Démantèlement du bidonville de San Ferdinando en Calabre dans le sud de l'Italie, le 6 mars 2019. Crédit : Ansa
Démantèlement du bidonville de San Ferdinando en Calabre dans le sud de l'Italie, le 6 mars 2019. Crédit : Ansa

Les évacuations et démantèlements de campements se multiplient en Italie depuis quelques mois sans que les migrants aient de solution de relogement pour la plupart. La semaine dernière, 1 600 personnes ont été délogées d’un camp insalubre en Calabre. Plus de 900 d’entre elles se trouvent actuellement à quelques mètres de l’ancien bidonville dans un autre camp désormais surpeuplé.

Les observateurs locaux la surnomment déjà “la journée des bulldozers” : le 6 mars dernier, les autorités italiennes démantelaient le bidonville de San Ferdinando, en Calabre, dans l’extrême sud de l’Italie. Ce jour-là, près de 1 600 migrants sont délogés devant les caméras de télévision par quelque 600 policiers dépêchés sur place.

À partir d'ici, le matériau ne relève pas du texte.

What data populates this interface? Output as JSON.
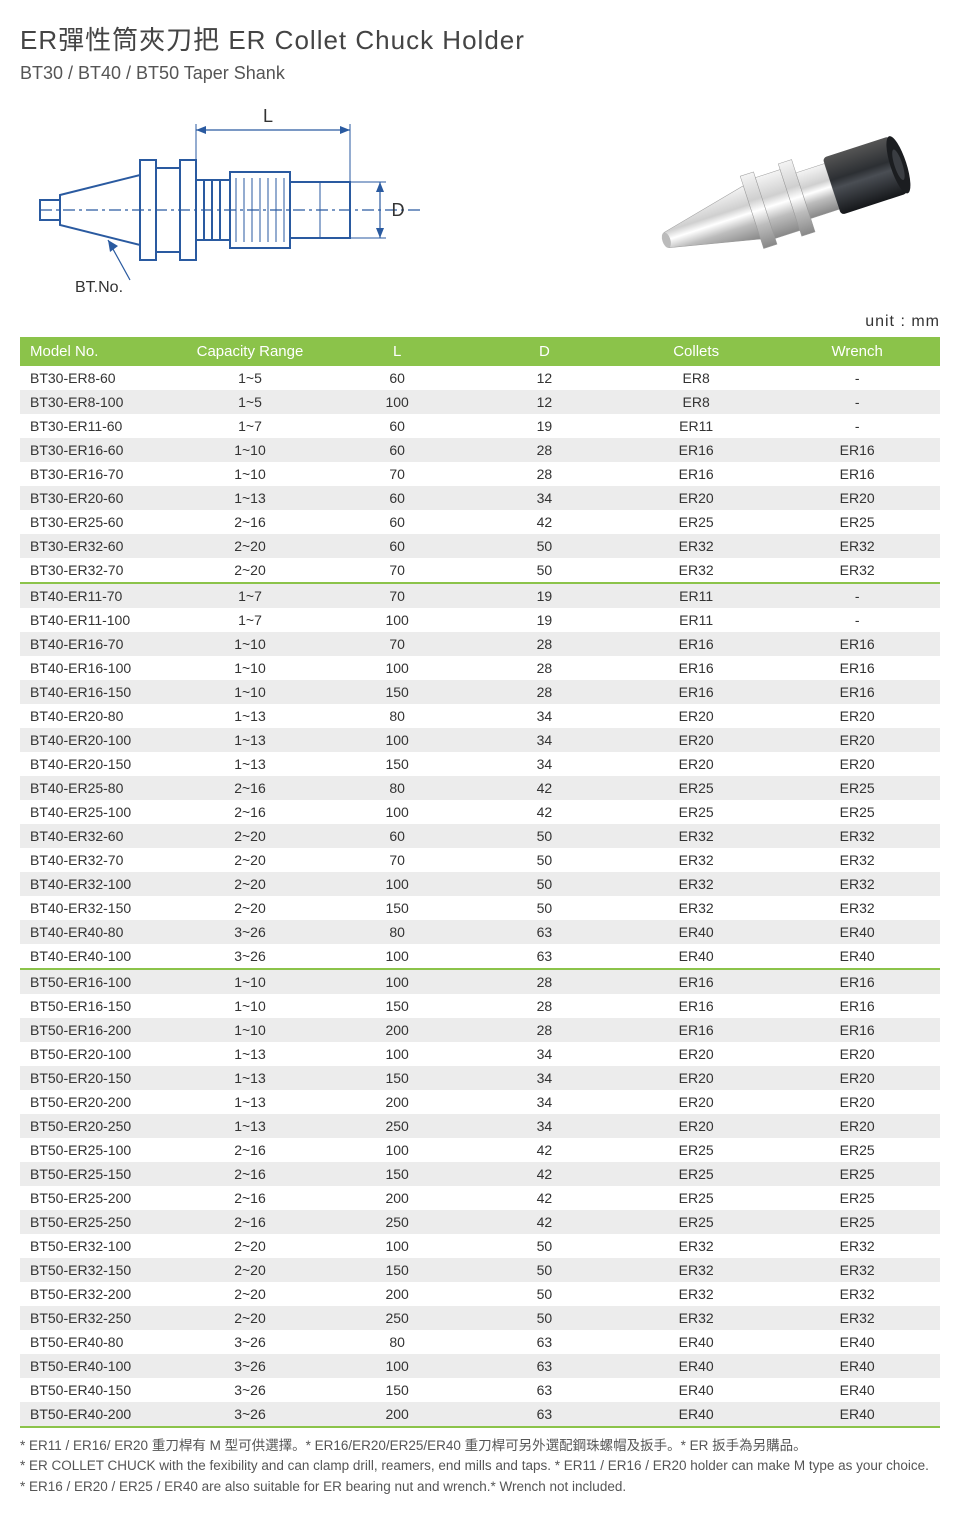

Régulièrement détruit par les autorités depuis des années, ce camp insalubre se reforme à chaque fois, accueillant des migrants dans une extrême précarité. Beaucoup d'entre eux ont un travail saisonnier, parfois au noir, dans les nombreuses exploitations agricoles de la région. Sans aucune autre solution d’hébergement et bien souvent sous-payés, c’est donc dans des baraquements de fortune que des centaines d’hommes, de femmes et d’enfants ont élu domicile.

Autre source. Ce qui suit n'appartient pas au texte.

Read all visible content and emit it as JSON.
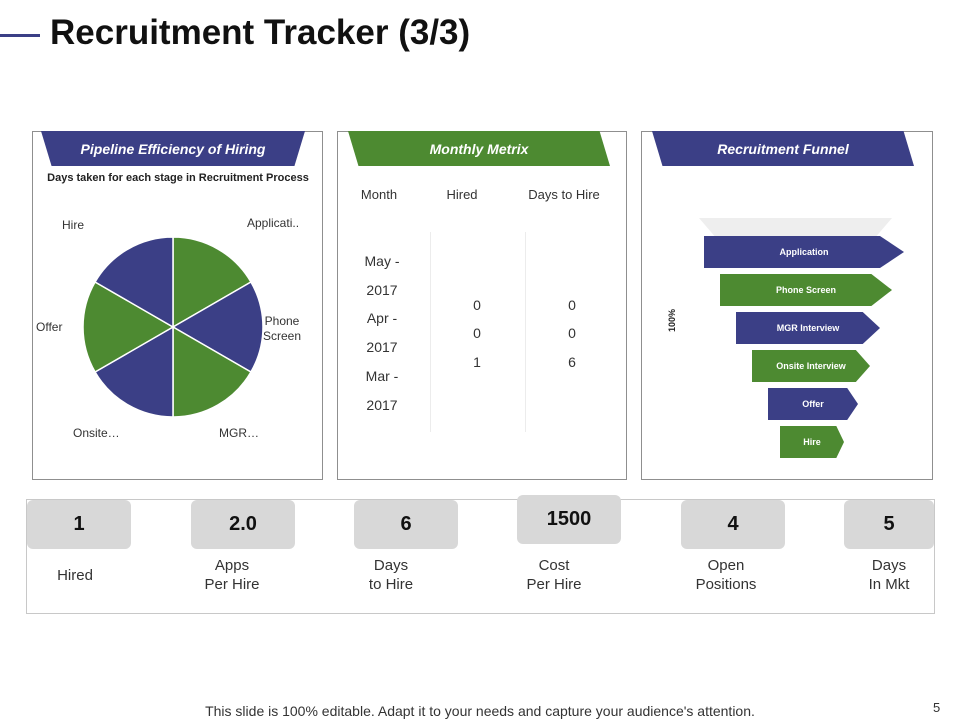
{
  "slide": {
    "title": "Recruitment Tracker (3/3)",
    "footer": "This slide is 100% editable. Adapt it to your needs and capture your audience's attention.",
    "page_number": "5"
  },
  "colors": {
    "blue": "#3b3f86",
    "green": "#4d8a31",
    "kpi_box": "#d8d8d8"
  },
  "pipeline": {
    "header": "Pipeline Efficiency  of Hiring",
    "chart_title": "Days taken for each stage in Recruitment Process",
    "labels": [
      "Applicati..",
      "Phone\nScreen",
      "MGR…",
      "Onsite…",
      "Offer",
      "Hire"
    ]
  },
  "chart_data": {
    "type": "pie",
    "title": "Days taken for each stage in Recruitment Process",
    "categories": [
      "Application",
      "Phone Screen",
      "MGR Interview",
      "Onsite Interview",
      "Offer",
      "Hire"
    ],
    "values": [
      1,
      1,
      1,
      1,
      1,
      1
    ],
    "colors": [
      "#4d8a31",
      "#3b3f86",
      "#4d8a31",
      "#3b3f86",
      "#4d8a31",
      "#3b3f86"
    ]
  },
  "metrix": {
    "header": "Monthly Metrix",
    "columns": [
      "Month",
      "Hired",
      "Days to Hire"
    ],
    "months": [
      "May -",
      "2017",
      "Apr -",
      "2017",
      "Mar -",
      "2017"
    ],
    "hired": [
      "0",
      "0",
      "1"
    ],
    "days_to_hire": [
      "0",
      "0",
      "6"
    ]
  },
  "funnel": {
    "header": "Recruitment Funnel",
    "axis_label": "100%",
    "stages": [
      "Application",
      "Phone Screen",
      "MGR Interview",
      "Onsite Interview",
      "Offer",
      "Hire"
    ]
  },
  "kpis": [
    {
      "value": "1",
      "label": "Hired"
    },
    {
      "value": "2.0",
      "label": "Apps\nPer Hire"
    },
    {
      "value": "6",
      "label": "Days\nto Hire"
    },
    {
      "value": "1500",
      "label": "Cost\nPer Hire"
    },
    {
      "value": "4",
      "label": "Open\nPositions"
    },
    {
      "value": "5",
      "label": "Days\nIn Mkt"
    }
  ]
}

Lors du démantèlement, plusieurs se sont vus offrir une place d’hébergement, mais beaucoup sont restés sur le carreau, certains passant même la nuit aux côtés des bulldozers en attendant de trouver une solution.

Une semaine plus tard, le terrain est désormais totalement désert et les derniers baraquements ont été réduits à néant. “Nous avions 1 592 migrants [la veille du démantèlement]”, indique le préfet de Calabre, Michele Di Bari, dévoilant les chiffres de l’opération. “Environ 200 personnes ont été transférées vers des centres d’hébergement, 460 sont parties spontanément et 932 se trouvent dans le village de tentes à proximité”. 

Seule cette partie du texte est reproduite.